3. `02-setup-secrets.sh`. Traefik picks up the new TLS secret; no app
restart needed. Verify the served cert with `openssl s_client`.
### `ghcr-credentials` (Gitea registry)
1. Generate a new PAT in Gitea (scope: `read:packages`).
2. Update the `registry.token` value in `config.yaml`.
3. `02-setup-secrets.sh`. No restart needed unless a pull is pending.
4. Revoke the old PAT in Gitea.
### `admin-basic-auth`
Source is `config.yaml` keys `admin.basic_auth_user` / `basic_auth_password`.
1. Set a new password (e.g. `openssl rand -hex 24`).

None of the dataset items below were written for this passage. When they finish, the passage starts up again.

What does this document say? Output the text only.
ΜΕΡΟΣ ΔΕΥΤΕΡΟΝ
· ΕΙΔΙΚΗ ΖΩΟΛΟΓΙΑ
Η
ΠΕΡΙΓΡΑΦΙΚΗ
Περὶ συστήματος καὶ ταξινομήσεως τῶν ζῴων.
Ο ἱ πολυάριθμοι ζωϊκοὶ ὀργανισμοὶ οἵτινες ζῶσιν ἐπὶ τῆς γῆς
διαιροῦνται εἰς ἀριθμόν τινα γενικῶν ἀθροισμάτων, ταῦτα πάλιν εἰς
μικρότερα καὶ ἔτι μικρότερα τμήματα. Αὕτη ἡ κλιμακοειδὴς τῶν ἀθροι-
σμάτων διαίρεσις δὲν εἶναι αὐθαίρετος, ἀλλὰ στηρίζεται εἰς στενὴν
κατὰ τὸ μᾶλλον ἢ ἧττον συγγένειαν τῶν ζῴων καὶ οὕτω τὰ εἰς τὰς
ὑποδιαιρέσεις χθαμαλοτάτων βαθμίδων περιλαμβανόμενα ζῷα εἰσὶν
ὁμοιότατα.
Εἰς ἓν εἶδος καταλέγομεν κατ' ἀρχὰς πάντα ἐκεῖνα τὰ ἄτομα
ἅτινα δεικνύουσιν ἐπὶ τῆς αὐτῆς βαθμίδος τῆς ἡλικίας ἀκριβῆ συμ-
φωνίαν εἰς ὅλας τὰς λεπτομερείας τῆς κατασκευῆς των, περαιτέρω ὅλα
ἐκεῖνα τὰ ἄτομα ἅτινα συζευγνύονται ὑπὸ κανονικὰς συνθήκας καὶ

2. `02-setup-secrets.sh` regenerates the bcrypt htpasswd secret.
3. No app restart needed — Traefik reloads the `admin-auth` middleware.
4. Distribute the new credential to whoever uses the admin panel.
---
## After any rotation
- Run `./deploy-k3s/scripts/04-verify.sh` and confirm no `✗` lines.
- Annotate the rotated secret (see "Record keeping" above).
- If the rotation was due to a compromise, also follow the relevant
playbook in `deploy-k3s/SECURITY.md` → Appendix (Incident response).